Al acabar su narración, alzó de pronto la cabeza y miró con obstinación a los oficiales prusianos. El coronel, acicalándose el bigote, le preguntó:

«¿Nada más que añadir?»

—Nada. Las cuentas son justas: he matado a trece, ni más ni menos.

—¿Sabe usted que va a morir?

—No os había pedido que me acordarais la gracia.

—¿Ha sido usted soldado?

—Sí, en mis tiempos he estado en campaña. Además, ustedes han sido los que habían matado a mi padre, que era soldado en tiempos del emperador. Sin contar que también habéis matado al mayor de mis hijos, François, el mes pasado, cerca de Évreux. Os debía, os he pagado. Ahora no nos debemos nada.
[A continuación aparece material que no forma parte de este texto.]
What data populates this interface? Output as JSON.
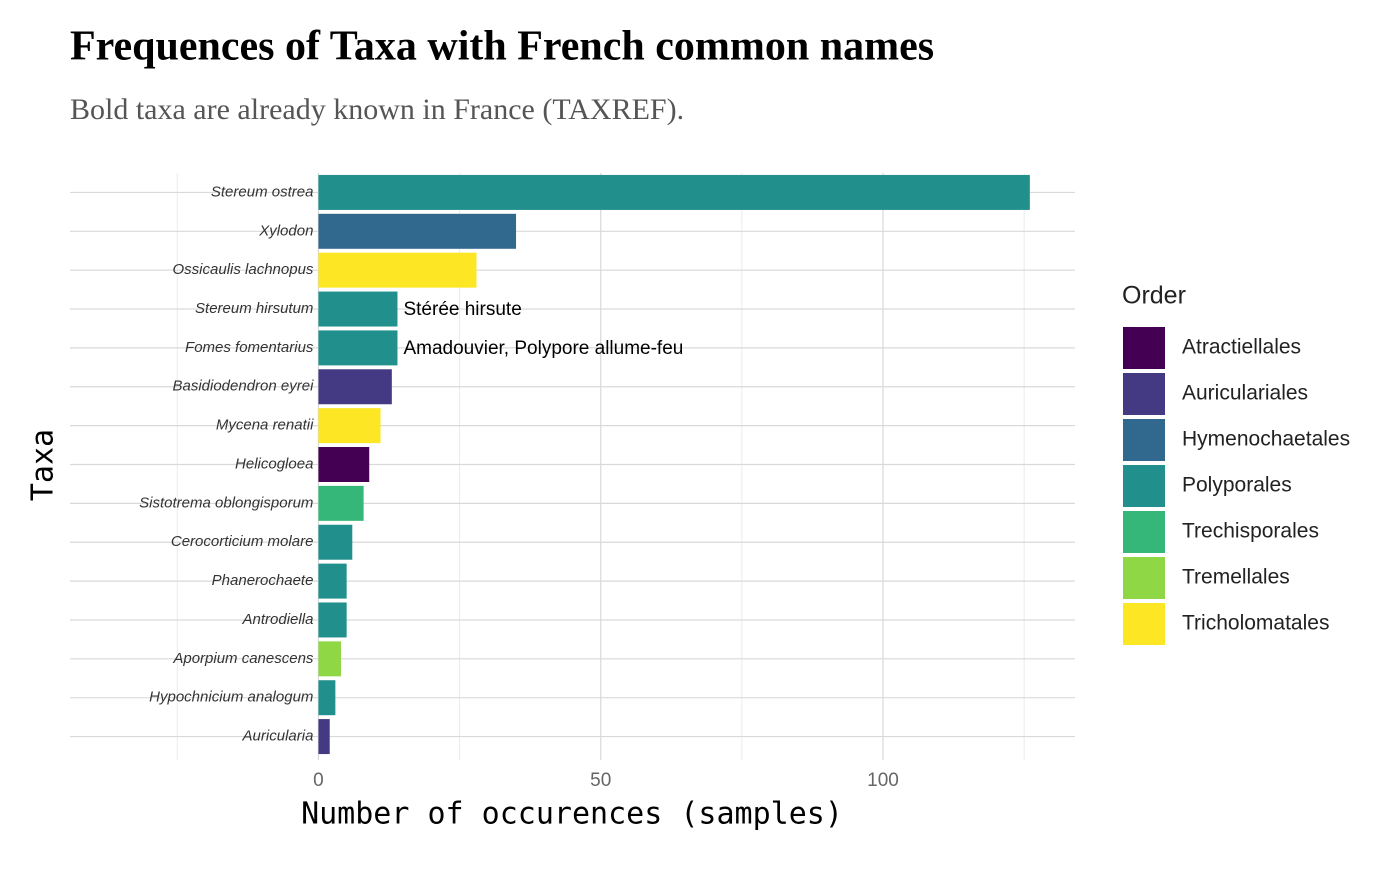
{
  "chart_data": {
    "type": "barh",
    "title": "Frequences of Taxa with French common names",
    "subtitle": "Bold taxa are already known in France (TAXREF).",
    "x_label": "Number of occurences (samples)",
    "y_label": "Taxa",
    "categories": [
      "Stereum ostrea",
      "Xylodon",
      "Ossicaulis lachnopus",
      "Stereum hirsutum",
      "Fomes fomentarius",
      "Basidiodendron eyrei",
      "Mycena renatii",
      "Helicogloea",
      "Sistotrema oblongisporum",
      "Cerocorticium molare",
      "Phanerochaete",
      "Antrodiella",
      "Aporpium canescens",
      "Hypochnicium analogum",
      "Auricularia"
    ],
    "values": [
      126,
      35,
      28,
      14,
      14,
      13,
      11,
      9,
      8,
      6,
      5,
      5,
      4,
      3,
      2
    ],
    "orders": [
      "Polyporales",
      "Hymenochaetales",
      "Tricholomatales",
      "Polyporales",
      "Polyporales",
      "Auriculariales",
      "Tricholomatales",
      "Atractiellales",
      "Trechisporales",
      "Polyporales",
      "Polyporales",
      "Polyporales",
      "Tremellales",
      "Polyporales",
      "Auriculariales"
    ],
    "common_names": [
      null,
      null,
      null,
      "Stérée hirsute",
      "Amadouvier, Polypore allume-feu",
      null,
      null,
      null,
      null,
      null,
      null,
      null,
      null,
      null,
      null
    ],
    "legend": {
      "title": "Order",
      "items": [
        {
          "name": "Atractiellales",
          "color": "#440154"
        },
        {
          "name": "Auriculariales",
          "color": "#443983"
        },
        {
          "name": "Hymenochaetales",
          "color": "#31688E"
        },
        {
          "name": "Polyporales",
          "color": "#21908C"
        },
        {
          "name": "Trechisporales",
          "color": "#35B779"
        },
        {
          "name": "Tremellales",
          "color": "#8FD744"
        },
        {
          "name": "Tricholomatales",
          "color": "#FDE725"
        }
      ]
    },
    "xlim": [
      -44,
      134
    ],
    "xticks": [
      0,
      50,
      100
    ],
    "xminor": [
      -25,
      25,
      75,
      125
    ],
    "grid": true
  }
}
Los oficiales se miraban. El viejo prosiguió:

«Ocho por mi padre, ocho por mi hijo: nada nos debemos. ¡No he sido yo el que os ha buscado líos! ¡Ni siquiera os conocía! Tampoco sé de dónde venís. Y llegasteis a mi casa para dar órdenes como si estuvieseis en la vuestra. Me he vengado de mí y de los otros. Nada de remordimientos».

Y, levantando el torso anquilosado, el viejo se cruzó de brazos, en una pose de héroe humilde.

Los prusianos hablaron en voz baja un buen rato. Un capitán que también había perdido a su hijo el mes pasado defendía a este pordiosero magnánimo.

Entonces se levantó el coronel y, habiéndose acercado al padre Milón, le susurró:

«Escuche, anciano, tal vez haya un modo de salvarle la vida. Es...»

Pero el buen hombre ya no escuchaba, la mirada fija en el oficial vencedor. En tanto que el viento agitaba los cabellos en desorden de su cabeza, esbozó un horroroso gesto con que la expresión se le volvió tensa, la cara cortada por el tajo. E, hinchándosele el pecho, escupió con todas sus fuerzas en la cara del prusiano.

El coronel, ofuscado, alzó la mano y el hombre una vez más le escupió en el rostro.

Todos los oficiales se habían levantado y gritaban órdenes al mismo tiempo.

En menos de un minuto el buen hombre, siempre igual de impasible, fue puesto contra la pared y fusilado mientras enviaba sus últimas sonrisas a Jean, el mayor de los hijos, a su nuera y a los dos pequeños, quienes contemplaban perturbados la escena.